CBC part 1: tests for things other than your red blood cells:
- Platelet: Platelets are the cells in your blood that stop you from continuing to bleed if you cut or bruise yourself. When there is an injury, the platelets rush to the site and try to heal the wound. If you have too few platelets then you are very likely to bruise easily, and cuts won't heal very fast. The normal range is 150-400K. Anything below 10K will normally result in hospitalization. 10-30k is considered dangerous, too. The cut-off range varies from doctor to doctor, but I've found that rheumatologists start worrying when you get to the 30-50K range.

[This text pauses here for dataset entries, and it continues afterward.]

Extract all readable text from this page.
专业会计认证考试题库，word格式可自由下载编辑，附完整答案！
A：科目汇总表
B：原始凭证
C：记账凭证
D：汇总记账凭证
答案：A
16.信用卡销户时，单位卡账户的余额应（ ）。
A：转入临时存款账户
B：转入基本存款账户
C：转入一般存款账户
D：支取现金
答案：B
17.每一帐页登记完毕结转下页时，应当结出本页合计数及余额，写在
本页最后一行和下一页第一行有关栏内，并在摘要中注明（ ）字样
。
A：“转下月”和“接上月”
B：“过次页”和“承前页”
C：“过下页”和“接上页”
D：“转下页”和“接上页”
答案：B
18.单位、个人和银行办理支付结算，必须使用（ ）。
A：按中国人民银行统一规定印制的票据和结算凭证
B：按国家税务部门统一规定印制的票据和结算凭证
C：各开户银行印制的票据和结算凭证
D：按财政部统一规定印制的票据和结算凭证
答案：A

- MPV: "Mean Platelet Volume." This shows how big the platelets in your blood are. If you have, for example, a healthy MPV but a low Platelet count, then it i may be that you are making healthy platelets, but then the immune system is killing them.

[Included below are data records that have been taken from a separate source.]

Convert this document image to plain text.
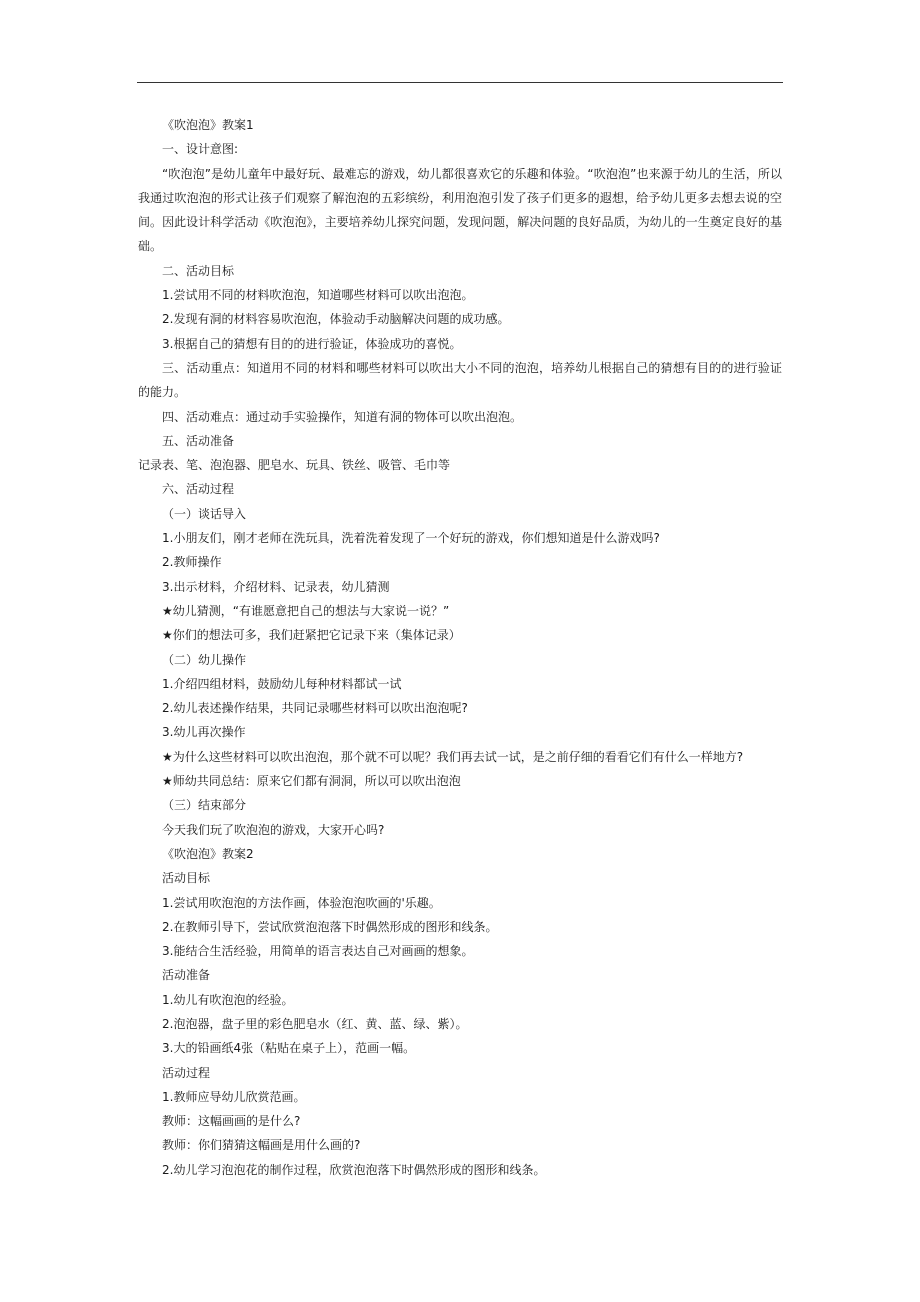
《吹泡泡》教案1

一、设计意图:

“吹泡泡”是幼儿童年中最好玩、最难忘的游戏，幼儿都很喜欢它的乐趣和体验。“吹泡泡”也来源于幼儿的生活，所以我通过吹泡泡的形式让孩子们观察了解泡泡的五彩缤纷，利用泡泡引发了孩子们更多的遐想，给予幼儿更多去想去说的空间。因此设计科学活动《吹泡泡》，主要培养幼儿探究问题，发现问题，解决问题的良好品质，为幼儿的一生奠定良好的基础。

二、活动目标

1.尝试用不同的材料吹泡泡，知道哪些材料可以吹出泡泡。

2.发现有洞的材料容易吹泡泡，体验动手动脑解决问题的成功感。

3.根据自己的猜想有目的的进行验证，体验成功的喜悦。

三、活动重点：知道用不同的材料和哪些材料可以吹出大小不同的泡泡，培养幼儿根据自己的猜想有目的的进行验证的能力。

四、活动难点：通过动手实验操作，知道有洞的物体可以吹出泡泡。

五、活动准备

记录表、笔、泡泡器、肥皂水、玩具、铁丝、吸管、毛巾等

六、活动过程

（一）谈话导入

1.小朋友们，刚才老师在洗玩具，洗着洗着发现了一个好玩的游戏，你们想知道是什么游戏吗?

2.教师操作

3.出示材料，介绍材料、记录表，幼儿猜测

★幼儿猜测，“有谁愿意把自己的想法与大家说一说？”

★你们的想法可多，我们赶紧把它记录下来（集体记录）

（二）幼儿操作

1.介绍四组材料，鼓励幼儿每种材料都试一试

2.幼儿表述操作结果，共同记录哪些材料可以吹出泡泡呢?

3.幼儿再次操作

★为什么这些材料可以吹出泡泡，那个就不可以呢？我们再去试一试，是之前仔细的看看它们有什么一样地方?

★师幼共同总结：原来它们都有洞洞，所以可以吹出泡泡

（三）结束部分

今天我们玩了吹泡泡的游戏，大家开心吗?

《吹泡泡》教案2

活动目标

1.尝试用吹泡泡的方法作画，体验泡泡吹画的'乐趣。

2.在教师引导下，尝试欣赏泡泡落下时偶然形成的图形和线条。

3.能结合生活经验，用简单的语言表达自己对画画的想象。

活动准备

1.幼儿有吹泡泡的经验。

2.泡泡器，盘子里的彩色肥皂水（红、黄、蓝、绿、紫）。

3.大的铅画纸4张（粘贴在桌子上），范画一幅。

活动过程

1.教师应导幼儿欣赏范画。

教师：这幅画画的是什么?

教师：你们猜猜这幅画是用什么画的?

2.幼儿学习泡泡花的制作过程，欣赏泡泡落下时偶然形成的图形和线条。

- WBC: This is your White Blood Cell (WBC) Count. White blood cells are the cells in your blood that protect you from infections (yay!), but can attack your body when you have an autoimmune disease (double boo!)
|A Red Blood Cell.|
(They don't really have eyes!)
CBC part 2 : Tests that measure something about your Red Blood Cells (RBCs).

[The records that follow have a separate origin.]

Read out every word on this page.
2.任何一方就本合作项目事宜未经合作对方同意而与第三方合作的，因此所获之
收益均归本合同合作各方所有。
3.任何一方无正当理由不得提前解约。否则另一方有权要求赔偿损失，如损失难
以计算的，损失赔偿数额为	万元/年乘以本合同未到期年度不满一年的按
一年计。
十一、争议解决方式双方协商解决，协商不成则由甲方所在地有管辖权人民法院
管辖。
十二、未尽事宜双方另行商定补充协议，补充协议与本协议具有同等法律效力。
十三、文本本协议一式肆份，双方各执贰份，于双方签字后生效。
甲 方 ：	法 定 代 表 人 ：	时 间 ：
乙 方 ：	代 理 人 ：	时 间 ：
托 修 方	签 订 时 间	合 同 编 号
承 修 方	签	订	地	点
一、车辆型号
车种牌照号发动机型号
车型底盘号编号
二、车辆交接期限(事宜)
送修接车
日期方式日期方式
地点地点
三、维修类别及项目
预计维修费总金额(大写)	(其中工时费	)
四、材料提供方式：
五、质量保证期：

- RBC: Red Blood Cell [count]; in this case it means the number of Red Blood Cells (RBCs) that are in your blood. RBCs are the cells in the body that absorb oxygen from the air in the lungs, then distribute it to the body. A low RBC count results in anemia. They are the reason that blood that comes into contact with the air is red. The main protein responsible for a RBC's work is...
- Hemoglobin/Haemoglobin: This is a protein that binds to Iron (which we get from our diet or from supplements) and uses it to grab oxygen from the air. If your count is below the average range then you will also be considered anemic, and may have to take Iron supplements.
- Hematocrit/Haemotocrit: Hem/Haem (depends which side of the pond you're on) means "blood". Crit means "count." So the word means "blood count"...very helpful, right? Yeah. What hematocrit means in a CBC is the % of your blood that is made up out of RBCs. Your blood should have many different kinds of cells, so if the Hematocrit is below 36% or above 46% then something may be wrong; you might not be making enough RBCs, you might be making too many, or you might be making the right amount, only to have some *$%@ autoimmune disease cause your immune system to kill the cells.
- MCV: Technically this is the "Mean corpuscular volume." What this really mean? Well, it can tell you a lot about the size of the Red Blood Cells in your blood. This, in addition to the hematocrit, can tell the doctor a lot about your blood production, and can alert them to any serious problems (like, for example, a whole bunch of teeny tiny immature RBC's) that might be going on with the RBCs themselves. Basically it can tell your doctor that your cells are healthy or unhealthy.
- MCH: This stands for "mean corpuscular hemoglobin." This is like the MCV, except that it counts the weight of the hemoglobin in the blood. The normal weight is around 26.0-34.0 picograms.
- MCHC: "Mean Corpuscular Hemoglobin Concentration." This is the same as the above test, except that it's measuring the concentration of hemoglobin within cells instead of the total weight in the blood. Once again, these tests are supposed to alert a physician to a problem with the ratio of hemoglobin either in the blood (MCH) or within RBCs themselves (MCHC). This count can indicate a number of disorders, including sickle cell disease.
- RDW: "Red Cell Distribution width." This tells the doctor how much variation there is in the size of your red blood cells. Normally this variation is 11.5-14.5%. This means that the cells are pretty much the same size. Too much variation might show a problem with your bone marrow.
- nRBC: Nucleated Red Blood Cells. This one is kind of technical, but basically RBCs in the blood don't have something called a nucleous. If your RBCs do have nuclei, then you have, essentially, baby RBCs floating around in your blood. This points to a disease in the bone marrow, where all blood cells are made.
|White Blood Cells:|
Both a blessing and a *$%@
nuisance for people with autoimmune diseases!!
Sources: Wikipedia, WebMD, Johns Hopkins, others.
My standard disclaimer applies: my blog should never be considered medical advice, or used as a substitute for talking to your physician. (Sorry, folks, my brother is a lawyer, so I always have to throw that bit in). Also, I have brain fog, and I do make mistakes. Please tell me if you catch any!!!!